In contrast, Ordinariate parishes can pop up in Anytown, USA (or Canada), for no good reason except that someone got it into his head to start one. If anyone -- and we're seeing it can be pretty much anyone with good contacts in Houston -- wants to become a Catholic priest, the Ordinary and his prebendaries will find a way to wangle it, although they may need to go some distance to shop for a sympathetic bishop to do the deed.
These new priests, whose formation is as a practical matter wildly inconsistent, then function thousands of miles from supervision. I've worked in corporate environments where the boss is on the other side of the country, and I guarantee you, it's a situation ripe for abuse. It's only a matter of time before this thing blows up. I think the diocesan bishop who, as my visitor suggested, worries about the priest on the six-o-clock news who's in his territory but not his guy has a legitimate concern.
I'm more and more convinced that the Pastoral Provision had things right: it's inspired to find a way to bring in Anglican (repeat, Anglican) priests who meet the proper criteria. But their formation and their ministry should be supervised by diocesan bishops.
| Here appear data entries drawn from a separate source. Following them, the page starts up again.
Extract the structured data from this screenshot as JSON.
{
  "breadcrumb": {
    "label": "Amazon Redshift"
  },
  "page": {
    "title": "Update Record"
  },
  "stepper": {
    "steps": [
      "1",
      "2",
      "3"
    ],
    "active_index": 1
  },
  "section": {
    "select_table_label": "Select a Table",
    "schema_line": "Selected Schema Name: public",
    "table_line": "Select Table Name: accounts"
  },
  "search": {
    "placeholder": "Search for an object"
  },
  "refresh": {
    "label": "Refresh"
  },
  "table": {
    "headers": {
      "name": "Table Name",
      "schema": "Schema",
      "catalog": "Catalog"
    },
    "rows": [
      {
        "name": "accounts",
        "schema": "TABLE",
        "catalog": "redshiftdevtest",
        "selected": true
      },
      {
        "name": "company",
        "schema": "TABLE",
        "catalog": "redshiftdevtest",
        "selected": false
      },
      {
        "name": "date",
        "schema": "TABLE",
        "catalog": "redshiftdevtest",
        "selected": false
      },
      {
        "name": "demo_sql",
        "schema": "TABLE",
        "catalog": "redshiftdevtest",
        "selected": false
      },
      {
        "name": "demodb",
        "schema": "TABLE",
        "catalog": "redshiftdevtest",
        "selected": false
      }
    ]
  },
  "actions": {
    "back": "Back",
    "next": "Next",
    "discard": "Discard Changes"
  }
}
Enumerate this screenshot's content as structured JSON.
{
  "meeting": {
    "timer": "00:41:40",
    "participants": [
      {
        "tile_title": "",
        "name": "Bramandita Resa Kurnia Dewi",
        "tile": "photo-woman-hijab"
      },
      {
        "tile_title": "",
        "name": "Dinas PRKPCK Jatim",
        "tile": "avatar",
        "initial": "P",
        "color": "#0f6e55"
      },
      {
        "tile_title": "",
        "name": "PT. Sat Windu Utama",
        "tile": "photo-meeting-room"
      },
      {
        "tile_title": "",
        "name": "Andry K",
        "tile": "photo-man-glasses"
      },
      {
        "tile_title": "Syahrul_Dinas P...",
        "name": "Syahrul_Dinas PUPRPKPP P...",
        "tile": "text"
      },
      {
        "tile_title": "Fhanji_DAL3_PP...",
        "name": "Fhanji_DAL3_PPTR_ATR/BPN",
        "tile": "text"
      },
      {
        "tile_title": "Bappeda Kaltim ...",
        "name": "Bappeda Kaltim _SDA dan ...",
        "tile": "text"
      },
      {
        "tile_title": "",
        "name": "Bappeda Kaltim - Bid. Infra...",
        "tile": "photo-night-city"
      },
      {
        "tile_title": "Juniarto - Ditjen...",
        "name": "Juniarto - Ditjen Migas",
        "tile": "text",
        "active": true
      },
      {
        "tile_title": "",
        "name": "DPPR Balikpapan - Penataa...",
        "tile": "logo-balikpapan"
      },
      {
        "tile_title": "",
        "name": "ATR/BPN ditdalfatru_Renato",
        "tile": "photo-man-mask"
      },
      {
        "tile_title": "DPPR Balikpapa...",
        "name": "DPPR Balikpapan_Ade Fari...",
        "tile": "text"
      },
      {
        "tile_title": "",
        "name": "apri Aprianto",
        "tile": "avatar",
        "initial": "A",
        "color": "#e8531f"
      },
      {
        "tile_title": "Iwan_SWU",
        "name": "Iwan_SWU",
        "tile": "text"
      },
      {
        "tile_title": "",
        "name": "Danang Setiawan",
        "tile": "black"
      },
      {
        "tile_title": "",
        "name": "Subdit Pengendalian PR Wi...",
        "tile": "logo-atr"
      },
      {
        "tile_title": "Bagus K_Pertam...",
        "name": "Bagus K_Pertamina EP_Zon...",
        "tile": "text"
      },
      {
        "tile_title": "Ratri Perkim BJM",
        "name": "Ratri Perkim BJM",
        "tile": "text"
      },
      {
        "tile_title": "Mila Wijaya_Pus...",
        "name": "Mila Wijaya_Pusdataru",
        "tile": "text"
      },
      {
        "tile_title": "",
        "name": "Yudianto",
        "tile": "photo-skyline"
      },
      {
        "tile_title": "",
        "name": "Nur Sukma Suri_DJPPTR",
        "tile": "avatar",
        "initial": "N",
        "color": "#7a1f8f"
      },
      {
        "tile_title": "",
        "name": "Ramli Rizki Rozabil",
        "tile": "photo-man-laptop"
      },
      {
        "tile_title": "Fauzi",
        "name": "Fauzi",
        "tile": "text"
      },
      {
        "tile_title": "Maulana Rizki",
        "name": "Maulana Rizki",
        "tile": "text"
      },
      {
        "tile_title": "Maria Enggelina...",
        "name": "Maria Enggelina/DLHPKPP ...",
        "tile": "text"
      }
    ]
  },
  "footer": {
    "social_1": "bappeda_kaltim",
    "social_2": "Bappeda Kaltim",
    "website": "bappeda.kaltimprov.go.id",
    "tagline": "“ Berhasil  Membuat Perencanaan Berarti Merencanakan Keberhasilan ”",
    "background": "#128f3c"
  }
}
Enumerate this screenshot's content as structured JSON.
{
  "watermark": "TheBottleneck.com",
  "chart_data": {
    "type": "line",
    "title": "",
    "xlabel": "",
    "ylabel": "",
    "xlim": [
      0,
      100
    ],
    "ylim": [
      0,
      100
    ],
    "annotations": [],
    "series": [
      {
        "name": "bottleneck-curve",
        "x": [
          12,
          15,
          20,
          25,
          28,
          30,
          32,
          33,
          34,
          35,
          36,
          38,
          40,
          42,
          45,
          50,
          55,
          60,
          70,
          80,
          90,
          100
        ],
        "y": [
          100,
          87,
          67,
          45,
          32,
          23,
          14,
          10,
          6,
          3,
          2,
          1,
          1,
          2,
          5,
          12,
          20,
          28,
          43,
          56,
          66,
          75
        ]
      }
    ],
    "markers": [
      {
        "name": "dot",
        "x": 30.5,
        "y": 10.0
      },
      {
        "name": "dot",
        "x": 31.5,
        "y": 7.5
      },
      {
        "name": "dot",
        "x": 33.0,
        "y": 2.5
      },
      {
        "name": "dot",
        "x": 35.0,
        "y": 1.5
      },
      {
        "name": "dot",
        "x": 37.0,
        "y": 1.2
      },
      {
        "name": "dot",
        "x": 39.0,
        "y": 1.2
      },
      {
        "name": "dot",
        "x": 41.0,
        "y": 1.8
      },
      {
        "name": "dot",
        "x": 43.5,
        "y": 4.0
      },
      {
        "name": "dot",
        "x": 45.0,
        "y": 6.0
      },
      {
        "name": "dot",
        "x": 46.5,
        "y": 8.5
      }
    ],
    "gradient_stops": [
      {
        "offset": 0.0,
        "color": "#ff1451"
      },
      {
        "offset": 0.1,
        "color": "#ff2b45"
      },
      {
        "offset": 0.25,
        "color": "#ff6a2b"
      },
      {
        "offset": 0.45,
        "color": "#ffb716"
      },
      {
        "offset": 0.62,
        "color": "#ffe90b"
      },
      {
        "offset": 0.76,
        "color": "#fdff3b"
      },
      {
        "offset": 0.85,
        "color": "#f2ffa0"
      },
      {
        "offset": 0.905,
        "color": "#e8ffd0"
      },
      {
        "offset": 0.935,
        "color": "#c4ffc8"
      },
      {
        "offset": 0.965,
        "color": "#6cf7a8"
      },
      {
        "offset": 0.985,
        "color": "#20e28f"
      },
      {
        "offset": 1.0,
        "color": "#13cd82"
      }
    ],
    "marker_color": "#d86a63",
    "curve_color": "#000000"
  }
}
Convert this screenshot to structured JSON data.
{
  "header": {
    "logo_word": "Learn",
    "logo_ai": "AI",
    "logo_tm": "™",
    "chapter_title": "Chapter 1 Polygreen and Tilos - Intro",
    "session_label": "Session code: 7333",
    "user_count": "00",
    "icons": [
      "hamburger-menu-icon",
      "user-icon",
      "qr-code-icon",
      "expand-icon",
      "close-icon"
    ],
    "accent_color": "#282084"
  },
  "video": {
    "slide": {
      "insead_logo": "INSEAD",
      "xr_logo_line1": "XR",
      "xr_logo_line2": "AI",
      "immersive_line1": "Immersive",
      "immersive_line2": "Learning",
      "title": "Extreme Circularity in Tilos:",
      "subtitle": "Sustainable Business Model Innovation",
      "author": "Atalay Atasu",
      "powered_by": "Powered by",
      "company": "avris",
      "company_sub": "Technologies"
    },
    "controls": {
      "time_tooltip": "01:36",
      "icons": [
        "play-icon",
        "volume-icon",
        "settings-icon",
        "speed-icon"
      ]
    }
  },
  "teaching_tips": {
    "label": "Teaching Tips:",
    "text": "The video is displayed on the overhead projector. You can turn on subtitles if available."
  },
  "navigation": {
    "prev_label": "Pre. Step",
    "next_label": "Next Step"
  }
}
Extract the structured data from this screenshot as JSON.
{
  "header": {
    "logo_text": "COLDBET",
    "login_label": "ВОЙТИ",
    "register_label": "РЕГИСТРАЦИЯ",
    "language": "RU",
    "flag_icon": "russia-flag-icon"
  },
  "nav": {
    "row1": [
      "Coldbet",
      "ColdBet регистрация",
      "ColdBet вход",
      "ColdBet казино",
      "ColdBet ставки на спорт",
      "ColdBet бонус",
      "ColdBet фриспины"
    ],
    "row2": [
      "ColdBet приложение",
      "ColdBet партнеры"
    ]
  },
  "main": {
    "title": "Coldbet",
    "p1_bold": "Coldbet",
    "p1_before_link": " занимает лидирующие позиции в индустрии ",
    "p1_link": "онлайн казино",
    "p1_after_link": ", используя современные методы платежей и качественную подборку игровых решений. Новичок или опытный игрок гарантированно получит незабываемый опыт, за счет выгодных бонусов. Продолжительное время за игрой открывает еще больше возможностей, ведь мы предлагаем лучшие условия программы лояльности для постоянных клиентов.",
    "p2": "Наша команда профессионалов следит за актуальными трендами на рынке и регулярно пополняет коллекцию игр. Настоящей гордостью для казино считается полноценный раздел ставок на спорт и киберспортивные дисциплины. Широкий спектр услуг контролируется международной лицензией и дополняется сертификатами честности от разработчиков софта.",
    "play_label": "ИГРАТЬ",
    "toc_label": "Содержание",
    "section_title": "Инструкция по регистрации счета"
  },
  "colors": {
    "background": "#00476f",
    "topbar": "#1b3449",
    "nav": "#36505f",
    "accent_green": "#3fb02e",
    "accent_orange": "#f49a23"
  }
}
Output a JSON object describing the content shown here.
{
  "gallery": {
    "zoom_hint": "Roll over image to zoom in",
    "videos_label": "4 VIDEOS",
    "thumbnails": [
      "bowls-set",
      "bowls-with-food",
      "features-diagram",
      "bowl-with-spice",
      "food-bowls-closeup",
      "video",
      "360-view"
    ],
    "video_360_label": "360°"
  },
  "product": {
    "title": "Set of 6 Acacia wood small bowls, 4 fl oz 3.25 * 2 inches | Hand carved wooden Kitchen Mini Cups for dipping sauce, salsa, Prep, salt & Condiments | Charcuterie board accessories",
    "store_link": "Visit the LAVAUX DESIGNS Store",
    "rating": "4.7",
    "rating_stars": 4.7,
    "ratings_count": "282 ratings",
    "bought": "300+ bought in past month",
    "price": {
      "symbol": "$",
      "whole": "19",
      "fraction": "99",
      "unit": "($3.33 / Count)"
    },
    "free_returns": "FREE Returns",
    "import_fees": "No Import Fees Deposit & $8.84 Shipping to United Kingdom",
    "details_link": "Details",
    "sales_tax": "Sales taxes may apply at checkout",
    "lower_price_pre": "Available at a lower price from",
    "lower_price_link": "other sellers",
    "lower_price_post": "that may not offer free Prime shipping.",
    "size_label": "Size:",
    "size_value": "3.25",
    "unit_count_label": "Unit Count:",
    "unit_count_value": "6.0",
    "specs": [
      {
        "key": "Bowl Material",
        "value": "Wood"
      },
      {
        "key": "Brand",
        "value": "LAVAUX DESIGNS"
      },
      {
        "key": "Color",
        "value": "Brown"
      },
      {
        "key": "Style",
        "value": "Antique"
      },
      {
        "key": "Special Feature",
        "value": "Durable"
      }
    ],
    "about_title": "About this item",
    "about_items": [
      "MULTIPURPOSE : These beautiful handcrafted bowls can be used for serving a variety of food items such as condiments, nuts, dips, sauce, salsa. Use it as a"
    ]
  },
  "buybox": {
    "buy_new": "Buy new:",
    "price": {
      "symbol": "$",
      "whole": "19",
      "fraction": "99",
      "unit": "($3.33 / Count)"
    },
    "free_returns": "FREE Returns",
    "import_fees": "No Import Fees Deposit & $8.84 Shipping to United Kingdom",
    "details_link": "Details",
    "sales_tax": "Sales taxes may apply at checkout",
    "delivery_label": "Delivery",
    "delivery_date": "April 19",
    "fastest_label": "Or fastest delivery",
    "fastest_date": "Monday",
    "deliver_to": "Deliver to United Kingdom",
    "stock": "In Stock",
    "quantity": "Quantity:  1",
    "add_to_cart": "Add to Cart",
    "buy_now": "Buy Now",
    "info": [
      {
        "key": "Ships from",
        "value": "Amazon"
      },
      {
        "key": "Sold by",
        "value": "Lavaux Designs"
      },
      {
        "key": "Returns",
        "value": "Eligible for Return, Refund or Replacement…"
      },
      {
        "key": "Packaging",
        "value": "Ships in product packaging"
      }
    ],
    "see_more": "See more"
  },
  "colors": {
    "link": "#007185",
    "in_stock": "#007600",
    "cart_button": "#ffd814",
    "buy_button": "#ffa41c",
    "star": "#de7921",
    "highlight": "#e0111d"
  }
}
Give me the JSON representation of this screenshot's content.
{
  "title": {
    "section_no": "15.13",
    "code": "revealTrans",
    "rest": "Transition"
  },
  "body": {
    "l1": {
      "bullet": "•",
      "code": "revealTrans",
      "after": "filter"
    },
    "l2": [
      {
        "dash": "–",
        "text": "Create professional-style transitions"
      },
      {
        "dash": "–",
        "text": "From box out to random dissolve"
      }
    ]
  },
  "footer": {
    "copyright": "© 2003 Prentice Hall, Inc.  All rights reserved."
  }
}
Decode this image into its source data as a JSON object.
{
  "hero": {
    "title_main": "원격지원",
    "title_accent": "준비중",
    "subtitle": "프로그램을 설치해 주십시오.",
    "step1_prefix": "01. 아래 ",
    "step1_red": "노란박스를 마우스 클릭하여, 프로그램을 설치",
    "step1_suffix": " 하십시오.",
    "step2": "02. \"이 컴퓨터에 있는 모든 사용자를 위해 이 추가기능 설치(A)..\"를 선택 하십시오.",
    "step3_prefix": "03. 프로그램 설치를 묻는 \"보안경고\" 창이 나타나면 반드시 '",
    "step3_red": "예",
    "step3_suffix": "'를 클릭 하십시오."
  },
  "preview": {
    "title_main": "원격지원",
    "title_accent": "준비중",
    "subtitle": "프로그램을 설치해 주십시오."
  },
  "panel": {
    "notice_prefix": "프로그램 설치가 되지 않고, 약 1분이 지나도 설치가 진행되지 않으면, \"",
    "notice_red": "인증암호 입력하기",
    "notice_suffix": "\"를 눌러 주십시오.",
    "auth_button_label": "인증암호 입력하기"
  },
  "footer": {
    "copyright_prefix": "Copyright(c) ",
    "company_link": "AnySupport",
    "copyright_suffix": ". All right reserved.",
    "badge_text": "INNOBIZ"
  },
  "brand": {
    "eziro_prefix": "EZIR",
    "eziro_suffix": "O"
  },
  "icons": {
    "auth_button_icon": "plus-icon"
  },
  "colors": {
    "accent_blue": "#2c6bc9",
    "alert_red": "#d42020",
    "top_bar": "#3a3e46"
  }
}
Remember that Jeffrey Steenson presumably kept his mouth shut in 1993 when Clarence Pope gave Cardinal Ratzinger an estimate of 250,000 Episcopalians who'd come over to a US Anglican Ordinariate. John Hepworth suggested the TAC would come over with half a million. I believe both gave Pope Benedict the mistaken impression that the Ordinariates would be far larger than they actually have been, and a personal prelature may have been a better idea in that case.